Verpleegkundig handelen: Helpen en meer! 
Mijn overpeinzingen naar aanleiding van de door Hengeveld aangedragen ideeën leiden vooralsnog tot de conclusie dat de dimensies zich nog niet zo makkelijk laten vatten in categorieën of fasen in andere theorie, ongeacht of dit nu Ahrendt, Tronto of theorie die methodisch handelen als basis heeft betreft. Maar dat neemt niet weg dat het zeer de moeite waard is te blijven nadenken over verbanden tussen de uitkomsten van mijn onderzoek en theorie over (verpleegkundige) zorg. Want voortbouwen op al bestaande kennis voegt hopelijk kennis toe aan onze 'body of knowledge’, zoals dat zo mooi heet.

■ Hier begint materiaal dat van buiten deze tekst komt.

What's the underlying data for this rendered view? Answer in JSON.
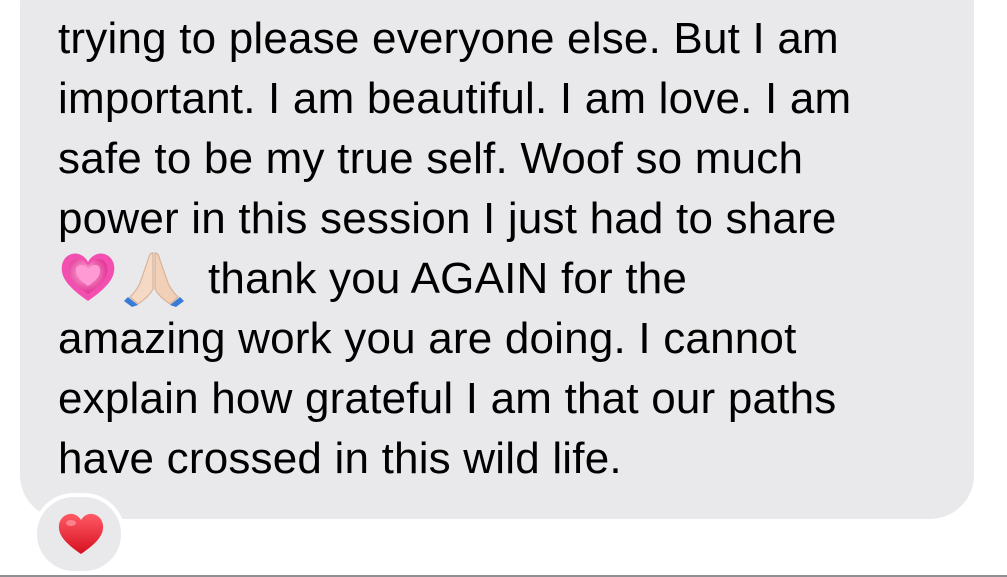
{
  "message": {
    "lines": [
      "trying to please everyone else. But I am",
      "important. I am beautiful. I am love. I am",
      "safe to be my true self. Woof so much",
      "power in this session I just had to share",
      "thank you AGAIN for the",
      "amazing work you are doing. I cannot",
      "explain how grateful I am that our paths",
      "have crossed in this wild life."
    ],
    "inline_emojis": [
      "growing-heart-icon",
      "folded-hands-icon"
    ]
  },
  "reaction": {
    "icon": "red-heart-icon",
    "color": "#ff2d3a"
  },
  "colors": {
    "bubble": "#e9e9eb",
    "text": "#000000"
  }
}
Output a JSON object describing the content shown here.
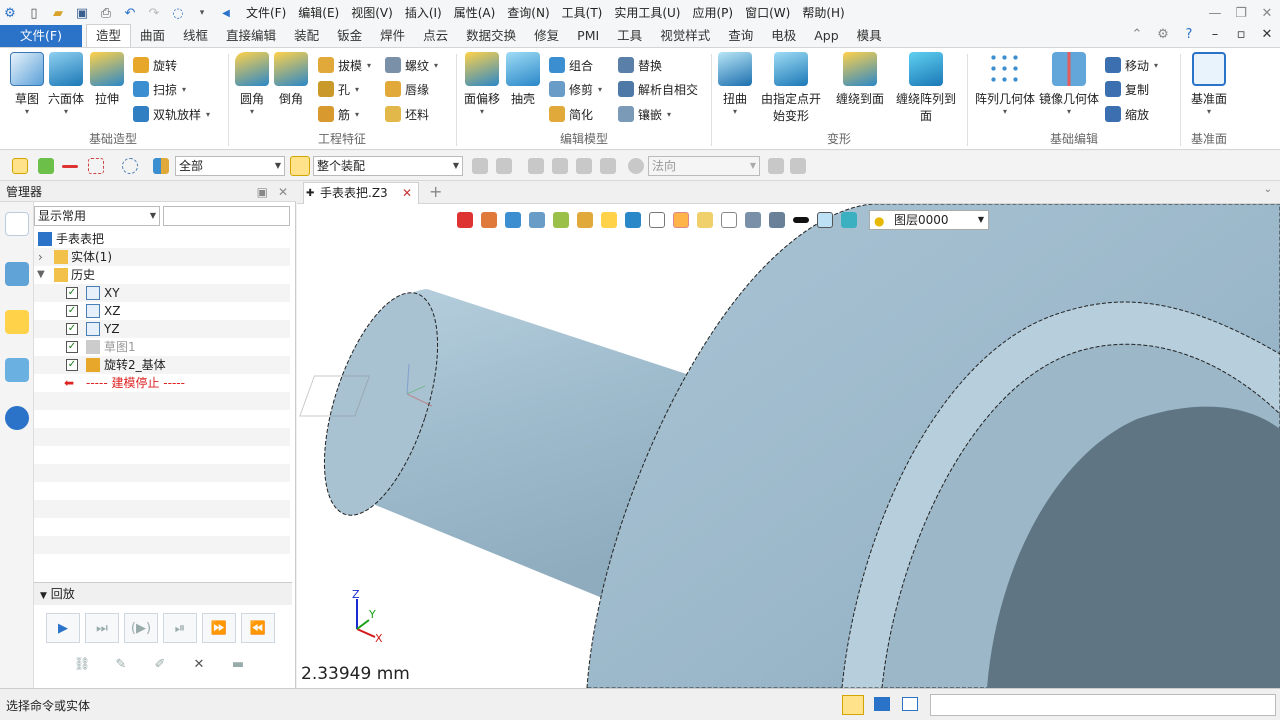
{
  "title_menu": [
    "文件(F)",
    "编辑(E)",
    "视图(V)",
    "插入(I)",
    "属性(A)",
    "查询(N)",
    "工具(T)",
    "实用工具(U)",
    "应用(P)",
    "窗口(W)",
    "帮助(H)"
  ],
  "tabs": {
    "file": "文件(F)",
    "items": [
      "造型",
      "曲面",
      "线框",
      "直接编辑",
      "装配",
      "钣金",
      "焊件",
      "点云",
      "数据交换",
      "修复",
      "PMI",
      "工具",
      "视觉样式",
      "查询",
      "电极",
      "App",
      "模具"
    ]
  },
  "ribbon": {
    "g1": {
      "label": "基础造型",
      "sketch": "草图",
      "hexahedron": "六面体",
      "extrude": "拉伸",
      "revolve": "旋转",
      "sweep": "扫掠",
      "dual_rail": "双轨放样"
    },
    "g2": {
      "label": "工程特征",
      "fillet": "圆角",
      "chamfer": "倒角",
      "draft": "拔模",
      "hole": "孔",
      "rib": "筋",
      "thread": "螺纹",
      "lip": "唇缘",
      "blank": "坯料"
    },
    "g3": {
      "label": "编辑模型",
      "face_offset": "面偏移",
      "shell": "抽壳",
      "combine": "组合",
      "trim": "修剪",
      "simplify": "简化",
      "replace": "替换",
      "self_intersect": "解析自相交",
      "inlay": "镶嵌"
    },
    "g4": {
      "label": "变形",
      "twist": "扭曲",
      "deform_a": "由指定点开",
      "deform_b": "始变形",
      "wrap_a": "缠绕到面",
      "wrap_arr_a": "缠绕阵列到",
      "wrap_arr_b": "面"
    },
    "g5": {
      "label": "基础编辑",
      "pattern": "阵列几何体",
      "mirror": "镜像几何体",
      "move": "移动",
      "copy": "复制",
      "scale": "缩放"
    },
    "g6": {
      "label": "基准面",
      "datum": "基准面"
    }
  },
  "toolbar2": {
    "filter": "全部",
    "scope": "整个装配",
    "normal_placeholder": "法向"
  },
  "manager": {
    "title": "管理器",
    "display": "显示常用",
    "tree": [
      {
        "label": "手表表把"
      },
      {
        "label": "实体(1)"
      },
      {
        "label": "历史"
      },
      {
        "label": "XY"
      },
      {
        "label": "XZ"
      },
      {
        "label": "YZ"
      },
      {
        "label": "草图1"
      },
      {
        "label": "旋转2_基体"
      },
      {
        "label": "----- 建模停止 -----"
      }
    ],
    "replay": "回放"
  },
  "doc_tab": "手表表把.Z3",
  "layer": "图层0000",
  "measure": "2.33949 mm",
  "status": "选择命令或实体",
  "triad": {
    "x": "X",
    "y": "Y",
    "z": "Z"
  },
  "colors": {
    "accent": "#2b72c9",
    "part": "#9fbccd",
    "part_dark": "#5f7583"
  }
}
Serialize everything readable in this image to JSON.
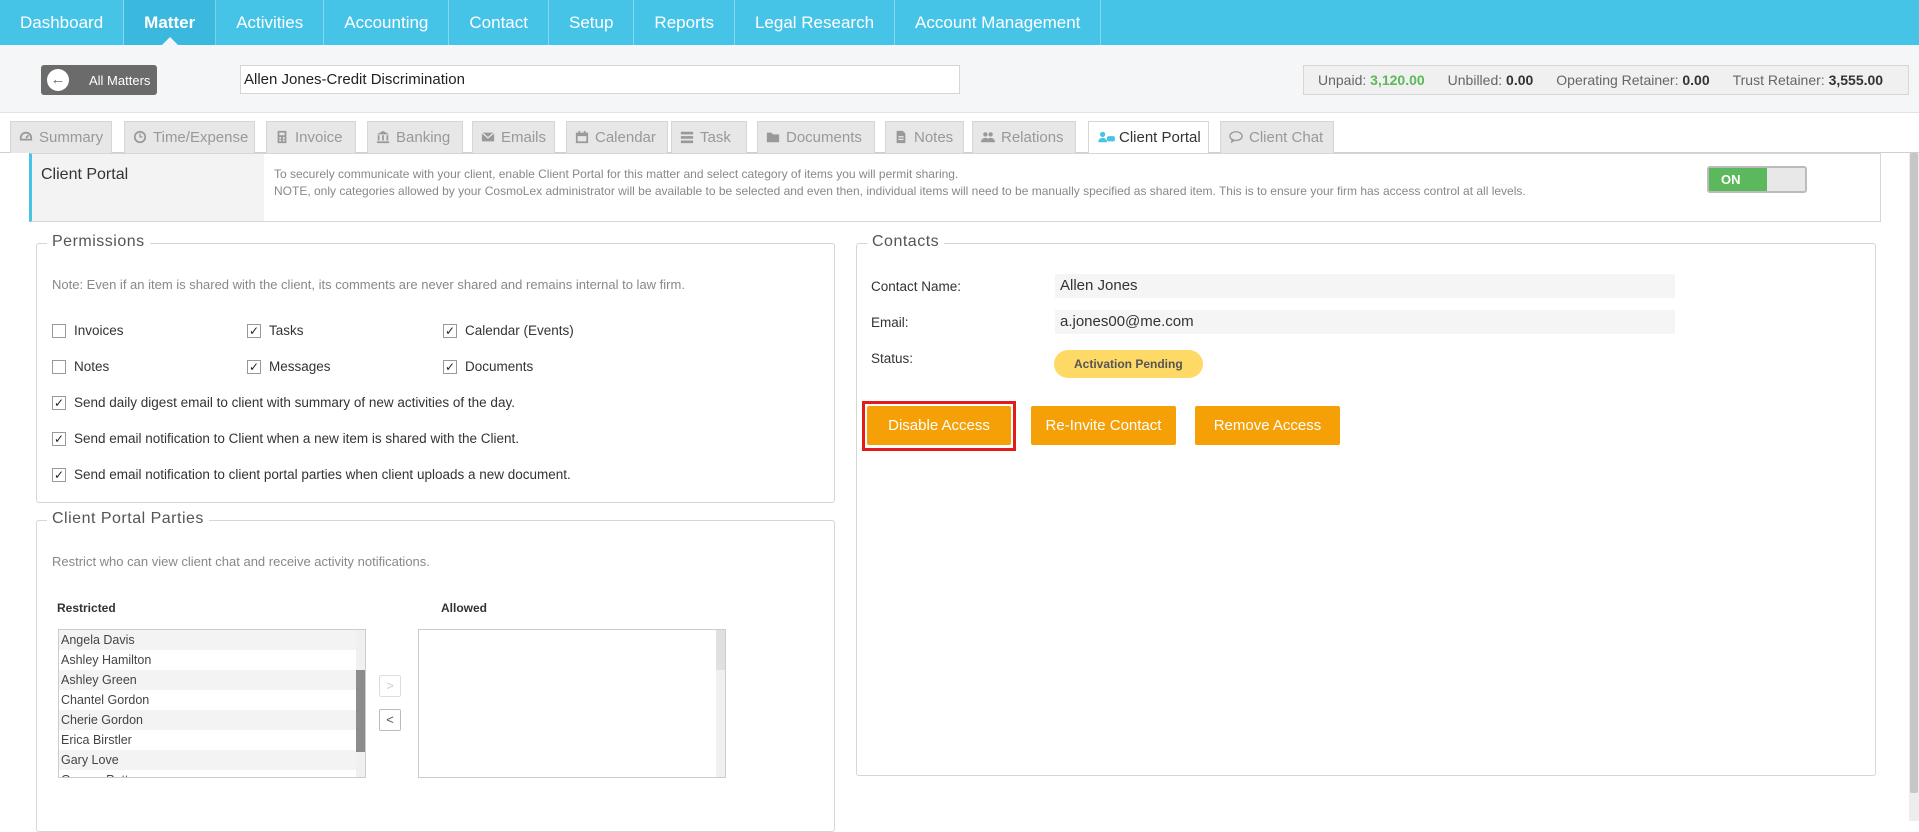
{
  "topnav": {
    "items": [
      {
        "label": "Dashboard"
      },
      {
        "label": "Matter"
      },
      {
        "label": "Activities"
      },
      {
        "label": "Accounting"
      },
      {
        "label": "Contact"
      },
      {
        "label": "Setup"
      },
      {
        "label": "Reports"
      },
      {
        "label": "Legal Research"
      },
      {
        "label": "Account Management"
      }
    ],
    "active": "Matter"
  },
  "matterbar": {
    "all_matters_label": "All Matters",
    "matter_name": "Allen Jones-Credit Discrimination",
    "balances": {
      "unpaid_label": "Unpaid:",
      "unpaid_value": "3,120.00",
      "unbilled_label": "Unbilled:",
      "unbilled_value": "0.00",
      "operating_label": "Operating Retainer:",
      "operating_value": "0.00",
      "trust_label": "Trust Retainer:",
      "trust_value": "3,555.00"
    }
  },
  "tabs": [
    {
      "label": "Summary",
      "icon": "dashboard-icon"
    },
    {
      "label": "Time/Expense",
      "icon": "clock-icon"
    },
    {
      "label": "Invoice",
      "icon": "calculator-icon"
    },
    {
      "label": "Banking",
      "icon": "bank-icon"
    },
    {
      "label": "Emails",
      "icon": "envelope-icon"
    },
    {
      "label": "Calendar",
      "icon": "calendar-icon"
    },
    {
      "label": "Task",
      "icon": "tasks-icon"
    },
    {
      "label": "Documents",
      "icon": "folder-icon"
    },
    {
      "label": "Notes",
      "icon": "note-icon"
    },
    {
      "label": "Relations",
      "icon": "users-icon"
    },
    {
      "label": "Client Portal",
      "icon": "client-portal-icon"
    },
    {
      "label": "Client Chat",
      "icon": "chat-icon"
    }
  ],
  "client_portal": {
    "title": "Client Portal",
    "desc_line1": "To securely communicate with your client, enable Client Portal for this matter and select category of items you will permit sharing.",
    "desc_line2": "NOTE, only categories allowed by your CosmoLex administrator will be available to be selected and even then, individual items will need to be manually specified as shared item. This is to ensure your firm has access control at all levels.",
    "toggle_label": "ON",
    "toggle_on": true
  },
  "permissions": {
    "legend": "Permissions",
    "note": "Note: Even if an item is shared with the client, its comments are never shared and remains internal to law firm.",
    "grid": [
      {
        "label": "Invoices",
        "checked": false
      },
      {
        "label": "Tasks",
        "checked": true
      },
      {
        "label": "Calendar (Events)",
        "checked": true
      },
      {
        "label": "Notes",
        "checked": false
      },
      {
        "label": "Messages",
        "checked": true
      },
      {
        "label": "Documents",
        "checked": true
      }
    ],
    "options": [
      {
        "label": "Send daily digest email to client with summary of new activities of the day.",
        "checked": true
      },
      {
        "label": "Send email notification to Client when a new item is shared with the Client.",
        "checked": true
      },
      {
        "label": "Send email notification to client portal parties when client uploads a new document.",
        "checked": true
      }
    ]
  },
  "parties": {
    "legend": "Client Portal Parties",
    "note": "Restrict who can view client chat and receive activity notifications.",
    "restricted_label": "Restricted",
    "allowed_label": "Allowed",
    "restricted": [
      "Angela Davis",
      "Ashley Hamilton",
      "Ashley Green",
      "Chantel Gordon",
      "Cherie Gordon",
      "Erica Birstler",
      "Gary Love",
      "George Patterson"
    ],
    "allowed": [],
    "move_right": ">",
    "move_left": "<"
  },
  "contacts": {
    "legend": "Contacts",
    "name_label": "Contact Name:",
    "name_value": "Allen Jones",
    "email_label": "Email:",
    "email_value": "a.jones00@me.com",
    "status_label": "Status:",
    "status_value": "Activation Pending",
    "buttons": {
      "disable": "Disable Access",
      "reinvite": "Re-Invite Contact",
      "remove": "Remove Access"
    }
  },
  "colors": {
    "nav_bg": "#45c4e8",
    "button_orange": "#f5a007",
    "toggle_green": "#5cb85c",
    "highlight_red": "#e41b1b",
    "status_yellow": "#ffd966"
  }
}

In een reactie op het blog van Hengeveld wordt een verband gelegd met nog een andere theorie, namelijk die van Jean Watson (Jean en geen Jane! zei de juf ). Dat is mooi opgemerkt want theorie uit de humanistische verpleegkunde, zoals van Watson, maar ook bijvoorbeeld Travelbee, heeft veel te bieden waar het gaat om het plaatsen van concepten zoals empathie en compassie in de verpleegkundige zorg. In mijn proefschrift zal ik mede daarom een hoofdstuk wijden aan compassie in verpleegkundige theorie en de geschiedenis van verpleegkundige zorg. 

Tot zover de dialoog tussen Hengeveld en van der Cingel voor dit moment, ik ben benieuwd naar eventuele reacties en verder: wordt vervolgd!